La France connaît le passif des politiques sénégalais : blanchiment d’argent, fausse monnaie, détournement d’aide, possible complicité de trafic de drogue…Gérard Darmanin, à l’occasion de sa dernière visite, a voulu flatter le ministre de l’Intérieur sur le commerce illicite du crack entre la France et le Sénégal. La France sait parfaitement que son business politique a une valeur hautement supérieure au passif de la classe politique sénégalaise. Elle ferme donc les yeux au nom de l’intérêt public et des affaires.
Conclusion : la résistance de la nouvelle liberté universelle de PAN. « La liberté de la presse est la pierre angulaire de l’édification d’institutions justes et impartiales ; elle permet aussi de mettre les dirigeants devant leurs responsabilités et d’exprimer la vérité face aux puissants. » — António Guterres, Secrétaire général de l’ONU.
Tout y est dit. L’investigation, c’est de révéler les affaires personnelles et souvent criminelles des grands de ce monde, qu’ils soient politiques ou industriels. C’est de les mettre devant leur responsabilité face au peuple qui seul détient le pouvoir. Tout est mis en œuvre, y compris en France, pour sauvegarder les intérêts économiques, les secrets des affaires, notamment dans la vente des armes, par un contournement de la loi de 1881.
Au Sénégal, c’est bien le secret du troisième mandat qui tue, qui fait arrêter des lanceurs d’alerte et des journalistes. Au Sénégal, c’est bien une caste politique qui est dépourvue de toute moralité et qui trahit la politique : le journaliste n’a pas à fourrer son nez partout !

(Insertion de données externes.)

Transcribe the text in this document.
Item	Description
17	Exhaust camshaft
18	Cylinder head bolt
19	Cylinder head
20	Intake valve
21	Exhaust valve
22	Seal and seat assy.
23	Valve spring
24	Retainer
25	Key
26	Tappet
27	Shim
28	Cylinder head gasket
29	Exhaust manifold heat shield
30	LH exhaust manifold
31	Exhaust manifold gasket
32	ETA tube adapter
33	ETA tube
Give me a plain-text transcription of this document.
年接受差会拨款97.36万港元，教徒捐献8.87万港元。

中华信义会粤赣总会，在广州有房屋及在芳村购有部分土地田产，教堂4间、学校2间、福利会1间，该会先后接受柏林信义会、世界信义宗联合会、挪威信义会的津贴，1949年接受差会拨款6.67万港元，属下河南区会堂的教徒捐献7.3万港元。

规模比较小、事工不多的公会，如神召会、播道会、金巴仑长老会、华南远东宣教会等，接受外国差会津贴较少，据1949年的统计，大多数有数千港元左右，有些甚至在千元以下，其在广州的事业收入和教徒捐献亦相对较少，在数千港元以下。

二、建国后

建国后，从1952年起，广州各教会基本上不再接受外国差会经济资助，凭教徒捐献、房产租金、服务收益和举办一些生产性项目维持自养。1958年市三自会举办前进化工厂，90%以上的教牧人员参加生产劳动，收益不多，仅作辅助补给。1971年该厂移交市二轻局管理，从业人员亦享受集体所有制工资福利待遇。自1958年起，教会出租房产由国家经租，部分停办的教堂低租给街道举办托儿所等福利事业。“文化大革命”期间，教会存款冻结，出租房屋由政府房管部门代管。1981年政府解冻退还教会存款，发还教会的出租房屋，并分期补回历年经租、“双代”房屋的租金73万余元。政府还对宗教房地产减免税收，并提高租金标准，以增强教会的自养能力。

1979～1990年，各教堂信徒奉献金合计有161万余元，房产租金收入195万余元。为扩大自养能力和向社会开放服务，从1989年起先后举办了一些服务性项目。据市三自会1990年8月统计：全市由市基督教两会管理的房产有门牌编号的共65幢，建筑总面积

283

La démocratie sénégalaise risque d’être définitivement achevée par le régime de Macky Sall. Il a confisqué au peuple la liberté de la presse, seul moyen d’éclairer la population ; il a mis en miette l’État de droit ; il a détourné les aides du Covid-19 destinées aux plus fragiles (s’il n’y avait pas un affrontement de succession au sein de la famille Sall, personne n’aurait été informée) ; il a perdu (vendu) le contrôle du Sénégal au profit d’une force étrangère qui a fait de Dakar sa base arrière ; il a confisqué les rentes pétrolières.
2024, ce n’est pas seulement une question politico-juridique de troisième mandat, c’est aussi la liberté de la presse qui est en jeu, c’est aussi l’indépendance du Sénégal qui est en question, c’est après tout la survie de la démocratie sénégalaise qui sera posée dans les urnes. Il est temps que, aux côtés des journalistes et intellectuels indépendants, le peuple sénégalais reprenne son destin en main.
Si le peuple sénégalais n’arrête pas cette folie politique et destructrice de la République, le permis de tuer la liberté de la presse sera sans limites.